Composing Optimized Embedded Software Architectures for Physics-Based EKF-MPC Smart Sensor for Li-Ion Battery Cell Management.

Abstract

Efficient battery technology is imperative for the adoption of clean energy automotive solutions. In addition, efficient battery technology extends the useful life of the battery as well as provides improved performance to fossil fuel technology. Model predictive control (MPC) is an effective way to operate battery management systems (BMS) at their maximum capability, while maintaining the safety requirements. Using the physics-based model (PBM) of the battery allows the control system to operate on the chemical and physical process of the battery. Since these processes are internal to the battery and are physically unobservable, the extended Kalman filter (EKF) serves as a virtual observer that can monitor the physical and chemical properties that are otherwise unobservable. These three methods (i.e., PBM, EKF, and MPC) together can prolong the useful life of the battery, especially for Li-ion batteries. This capability is not limited to the automotive industry: any real-world smart application can benefit from a portable/mobile efficient BMS, compelling these systems to be executed on resource-constrained embedded devices. Furthermore, the intrinsic adaptive control process of the PBM is uniquely suited for smart systems and smart technology. However, the sheer computational complexity of PBM for MPC and EKF prevents it from being realized on highly constrained embedded devices.
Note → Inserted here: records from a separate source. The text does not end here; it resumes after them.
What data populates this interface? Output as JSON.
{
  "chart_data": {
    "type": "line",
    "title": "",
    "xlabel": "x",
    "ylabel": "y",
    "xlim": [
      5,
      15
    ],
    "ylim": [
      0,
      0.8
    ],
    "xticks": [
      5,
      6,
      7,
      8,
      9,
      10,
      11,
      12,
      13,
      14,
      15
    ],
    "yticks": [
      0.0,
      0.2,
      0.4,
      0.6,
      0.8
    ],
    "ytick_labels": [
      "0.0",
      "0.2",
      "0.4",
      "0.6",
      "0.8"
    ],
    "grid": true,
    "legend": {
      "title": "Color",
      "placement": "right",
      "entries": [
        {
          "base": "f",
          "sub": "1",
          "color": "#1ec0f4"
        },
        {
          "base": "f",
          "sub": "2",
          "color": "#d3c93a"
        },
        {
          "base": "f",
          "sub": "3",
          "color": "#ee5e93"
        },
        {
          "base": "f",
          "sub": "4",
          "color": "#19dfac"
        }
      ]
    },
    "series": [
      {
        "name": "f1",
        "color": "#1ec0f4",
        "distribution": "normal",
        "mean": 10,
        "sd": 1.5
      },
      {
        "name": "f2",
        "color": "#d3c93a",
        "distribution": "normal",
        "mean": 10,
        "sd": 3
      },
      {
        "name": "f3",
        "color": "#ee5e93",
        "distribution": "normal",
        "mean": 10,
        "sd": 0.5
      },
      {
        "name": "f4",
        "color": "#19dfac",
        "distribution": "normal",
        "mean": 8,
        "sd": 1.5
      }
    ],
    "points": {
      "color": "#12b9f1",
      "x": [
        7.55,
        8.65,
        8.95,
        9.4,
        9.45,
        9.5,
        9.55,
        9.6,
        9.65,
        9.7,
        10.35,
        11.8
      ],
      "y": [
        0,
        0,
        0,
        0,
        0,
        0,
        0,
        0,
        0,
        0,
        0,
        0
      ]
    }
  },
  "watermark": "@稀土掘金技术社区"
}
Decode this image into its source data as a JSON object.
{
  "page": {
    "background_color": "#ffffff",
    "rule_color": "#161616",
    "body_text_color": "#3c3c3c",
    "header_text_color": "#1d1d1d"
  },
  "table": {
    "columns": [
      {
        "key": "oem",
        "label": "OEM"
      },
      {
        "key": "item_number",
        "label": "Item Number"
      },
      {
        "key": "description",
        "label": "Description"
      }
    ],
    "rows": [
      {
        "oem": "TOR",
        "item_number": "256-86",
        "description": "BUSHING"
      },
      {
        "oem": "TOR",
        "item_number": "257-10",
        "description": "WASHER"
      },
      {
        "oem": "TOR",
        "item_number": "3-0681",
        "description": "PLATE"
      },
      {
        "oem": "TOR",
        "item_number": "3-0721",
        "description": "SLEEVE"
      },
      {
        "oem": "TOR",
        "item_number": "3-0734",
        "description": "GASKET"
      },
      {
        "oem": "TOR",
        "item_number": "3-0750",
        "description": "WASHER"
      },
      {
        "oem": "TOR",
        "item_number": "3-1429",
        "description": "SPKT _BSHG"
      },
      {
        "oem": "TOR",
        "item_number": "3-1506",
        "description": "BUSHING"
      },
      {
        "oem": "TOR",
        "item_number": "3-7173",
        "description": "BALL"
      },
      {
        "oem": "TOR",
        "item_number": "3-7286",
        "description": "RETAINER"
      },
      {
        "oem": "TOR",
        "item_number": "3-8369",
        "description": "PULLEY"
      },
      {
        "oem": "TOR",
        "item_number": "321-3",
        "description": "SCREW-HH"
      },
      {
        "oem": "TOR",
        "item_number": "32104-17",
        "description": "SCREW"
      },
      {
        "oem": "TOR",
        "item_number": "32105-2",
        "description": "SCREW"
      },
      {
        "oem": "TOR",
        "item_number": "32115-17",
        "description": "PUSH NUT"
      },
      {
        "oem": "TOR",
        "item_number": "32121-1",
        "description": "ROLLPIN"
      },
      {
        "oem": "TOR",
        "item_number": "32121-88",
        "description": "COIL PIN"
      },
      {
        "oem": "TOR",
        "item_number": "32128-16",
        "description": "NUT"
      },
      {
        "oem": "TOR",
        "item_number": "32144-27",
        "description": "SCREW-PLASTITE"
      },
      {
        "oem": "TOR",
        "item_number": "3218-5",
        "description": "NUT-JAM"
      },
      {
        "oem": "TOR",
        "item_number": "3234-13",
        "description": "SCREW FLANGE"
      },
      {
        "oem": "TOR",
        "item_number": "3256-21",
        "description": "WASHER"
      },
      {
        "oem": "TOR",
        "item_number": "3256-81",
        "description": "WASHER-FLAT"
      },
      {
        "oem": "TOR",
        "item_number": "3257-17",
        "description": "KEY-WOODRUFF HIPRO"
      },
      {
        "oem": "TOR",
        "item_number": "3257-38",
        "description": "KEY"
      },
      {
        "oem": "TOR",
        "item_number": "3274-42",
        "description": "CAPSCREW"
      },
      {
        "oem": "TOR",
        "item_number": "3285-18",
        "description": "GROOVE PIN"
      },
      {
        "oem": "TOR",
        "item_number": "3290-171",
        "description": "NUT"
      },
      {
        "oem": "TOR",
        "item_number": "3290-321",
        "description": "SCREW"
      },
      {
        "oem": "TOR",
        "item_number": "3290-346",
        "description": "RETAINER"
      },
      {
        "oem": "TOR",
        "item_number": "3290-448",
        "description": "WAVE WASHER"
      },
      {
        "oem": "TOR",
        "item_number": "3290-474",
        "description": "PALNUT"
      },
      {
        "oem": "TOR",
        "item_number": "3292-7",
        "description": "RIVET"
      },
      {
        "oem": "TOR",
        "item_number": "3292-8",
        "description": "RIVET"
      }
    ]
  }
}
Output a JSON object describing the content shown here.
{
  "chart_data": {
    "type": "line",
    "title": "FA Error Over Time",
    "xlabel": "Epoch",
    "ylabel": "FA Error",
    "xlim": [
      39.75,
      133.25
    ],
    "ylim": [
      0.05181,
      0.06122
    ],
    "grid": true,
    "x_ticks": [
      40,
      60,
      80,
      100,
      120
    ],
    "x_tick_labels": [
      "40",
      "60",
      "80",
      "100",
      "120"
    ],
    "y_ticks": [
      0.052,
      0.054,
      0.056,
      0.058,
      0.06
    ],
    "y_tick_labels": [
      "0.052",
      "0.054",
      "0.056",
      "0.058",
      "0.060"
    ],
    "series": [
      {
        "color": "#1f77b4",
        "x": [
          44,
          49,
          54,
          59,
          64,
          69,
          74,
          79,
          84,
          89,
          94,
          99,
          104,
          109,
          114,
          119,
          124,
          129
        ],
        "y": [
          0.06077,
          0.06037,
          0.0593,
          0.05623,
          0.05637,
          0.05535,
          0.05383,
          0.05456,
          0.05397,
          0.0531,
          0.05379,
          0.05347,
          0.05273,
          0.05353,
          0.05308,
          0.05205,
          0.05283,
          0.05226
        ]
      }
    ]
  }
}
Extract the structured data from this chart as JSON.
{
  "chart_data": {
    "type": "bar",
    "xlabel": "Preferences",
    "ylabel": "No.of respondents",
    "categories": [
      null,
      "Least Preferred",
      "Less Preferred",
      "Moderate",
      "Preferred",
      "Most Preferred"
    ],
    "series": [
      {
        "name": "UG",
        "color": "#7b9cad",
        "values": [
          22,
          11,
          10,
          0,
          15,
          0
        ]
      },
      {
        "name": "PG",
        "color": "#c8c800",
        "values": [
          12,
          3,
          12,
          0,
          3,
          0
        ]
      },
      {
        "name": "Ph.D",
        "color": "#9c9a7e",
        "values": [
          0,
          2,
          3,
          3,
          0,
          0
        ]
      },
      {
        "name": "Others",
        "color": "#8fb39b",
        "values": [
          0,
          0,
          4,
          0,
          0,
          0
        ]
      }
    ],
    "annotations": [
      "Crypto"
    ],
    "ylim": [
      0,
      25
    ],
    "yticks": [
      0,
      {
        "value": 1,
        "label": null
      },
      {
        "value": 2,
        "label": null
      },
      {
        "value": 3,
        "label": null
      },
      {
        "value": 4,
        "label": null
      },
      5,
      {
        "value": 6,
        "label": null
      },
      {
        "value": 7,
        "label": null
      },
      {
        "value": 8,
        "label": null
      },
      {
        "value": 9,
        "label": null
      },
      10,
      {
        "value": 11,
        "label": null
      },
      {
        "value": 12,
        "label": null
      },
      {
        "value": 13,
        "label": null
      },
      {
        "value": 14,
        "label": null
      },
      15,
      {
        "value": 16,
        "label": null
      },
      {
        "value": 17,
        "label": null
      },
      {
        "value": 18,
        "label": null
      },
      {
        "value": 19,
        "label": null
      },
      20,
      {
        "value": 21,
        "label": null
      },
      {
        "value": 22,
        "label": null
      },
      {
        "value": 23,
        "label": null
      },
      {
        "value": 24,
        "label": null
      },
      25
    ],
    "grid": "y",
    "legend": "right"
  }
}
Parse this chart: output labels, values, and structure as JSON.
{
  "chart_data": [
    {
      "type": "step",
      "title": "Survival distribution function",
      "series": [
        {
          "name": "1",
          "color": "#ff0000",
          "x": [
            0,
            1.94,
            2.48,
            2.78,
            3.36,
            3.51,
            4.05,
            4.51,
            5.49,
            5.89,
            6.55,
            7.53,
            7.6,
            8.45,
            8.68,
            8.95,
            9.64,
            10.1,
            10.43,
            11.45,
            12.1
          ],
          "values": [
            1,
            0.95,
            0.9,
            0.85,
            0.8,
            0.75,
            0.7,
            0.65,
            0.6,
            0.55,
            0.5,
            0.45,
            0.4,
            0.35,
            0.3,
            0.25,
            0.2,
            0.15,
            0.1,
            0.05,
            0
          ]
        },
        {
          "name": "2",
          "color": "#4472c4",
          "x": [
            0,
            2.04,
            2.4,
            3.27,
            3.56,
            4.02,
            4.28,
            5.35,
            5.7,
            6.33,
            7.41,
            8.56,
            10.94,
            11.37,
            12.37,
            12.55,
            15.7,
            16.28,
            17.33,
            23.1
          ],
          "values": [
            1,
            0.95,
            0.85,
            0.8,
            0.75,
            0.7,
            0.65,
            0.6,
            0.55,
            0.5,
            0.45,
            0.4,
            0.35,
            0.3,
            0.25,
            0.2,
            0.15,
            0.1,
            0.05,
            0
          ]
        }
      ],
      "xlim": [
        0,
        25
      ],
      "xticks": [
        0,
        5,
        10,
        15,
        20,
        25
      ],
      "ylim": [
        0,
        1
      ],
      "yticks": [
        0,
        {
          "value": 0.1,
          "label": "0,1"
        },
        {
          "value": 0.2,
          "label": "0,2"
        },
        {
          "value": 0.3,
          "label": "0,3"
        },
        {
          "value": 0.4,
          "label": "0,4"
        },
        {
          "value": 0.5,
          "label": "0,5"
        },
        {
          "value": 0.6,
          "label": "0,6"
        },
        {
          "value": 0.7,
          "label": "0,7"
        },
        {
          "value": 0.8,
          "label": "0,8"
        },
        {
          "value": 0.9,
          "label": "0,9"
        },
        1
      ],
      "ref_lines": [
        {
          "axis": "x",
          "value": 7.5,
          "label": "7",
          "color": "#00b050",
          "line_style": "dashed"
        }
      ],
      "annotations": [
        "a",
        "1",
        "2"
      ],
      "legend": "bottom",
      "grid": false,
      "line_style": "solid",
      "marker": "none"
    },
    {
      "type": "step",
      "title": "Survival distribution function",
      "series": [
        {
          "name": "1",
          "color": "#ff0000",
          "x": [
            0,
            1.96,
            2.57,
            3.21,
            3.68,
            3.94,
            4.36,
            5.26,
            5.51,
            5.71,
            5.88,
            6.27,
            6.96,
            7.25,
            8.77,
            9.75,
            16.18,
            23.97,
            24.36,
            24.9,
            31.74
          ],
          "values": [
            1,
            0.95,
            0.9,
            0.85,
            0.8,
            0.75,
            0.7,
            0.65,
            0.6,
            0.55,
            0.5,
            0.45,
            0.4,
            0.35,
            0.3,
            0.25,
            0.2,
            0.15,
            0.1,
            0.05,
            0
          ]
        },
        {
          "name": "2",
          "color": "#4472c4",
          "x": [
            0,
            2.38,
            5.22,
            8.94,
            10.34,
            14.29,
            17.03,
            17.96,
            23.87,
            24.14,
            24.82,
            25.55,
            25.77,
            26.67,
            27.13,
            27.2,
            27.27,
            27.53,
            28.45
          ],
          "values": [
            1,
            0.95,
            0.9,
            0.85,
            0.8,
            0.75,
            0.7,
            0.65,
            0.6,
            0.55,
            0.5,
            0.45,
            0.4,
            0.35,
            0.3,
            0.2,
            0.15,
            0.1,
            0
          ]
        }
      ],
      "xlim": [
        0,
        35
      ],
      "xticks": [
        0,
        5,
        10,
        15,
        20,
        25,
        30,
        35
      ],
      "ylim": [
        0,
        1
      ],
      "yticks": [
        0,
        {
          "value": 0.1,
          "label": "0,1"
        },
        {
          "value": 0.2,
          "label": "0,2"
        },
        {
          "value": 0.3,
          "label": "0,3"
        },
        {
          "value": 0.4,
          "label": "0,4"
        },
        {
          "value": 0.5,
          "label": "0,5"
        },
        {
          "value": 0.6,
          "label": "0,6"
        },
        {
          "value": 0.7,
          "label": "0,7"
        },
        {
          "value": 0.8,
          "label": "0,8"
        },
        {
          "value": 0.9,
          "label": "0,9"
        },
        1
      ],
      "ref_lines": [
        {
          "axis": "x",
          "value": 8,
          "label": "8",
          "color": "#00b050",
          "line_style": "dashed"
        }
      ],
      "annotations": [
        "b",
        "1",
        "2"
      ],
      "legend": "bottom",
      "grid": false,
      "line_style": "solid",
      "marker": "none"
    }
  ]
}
In this research work, we introduce a novel, unique, and efficient embedded software architecture for a PB-EKF-MPC smart sensor for BMS, specifically on embedded devices, by addressing the computational complexity of PBM. Our proposed embedded software architecture is created in such a way to be executed on a 32-bit embedded microprocessor running at 100 MHz with a limited memory of 128 KB, and still obtains an average execution time of 4.8 ms.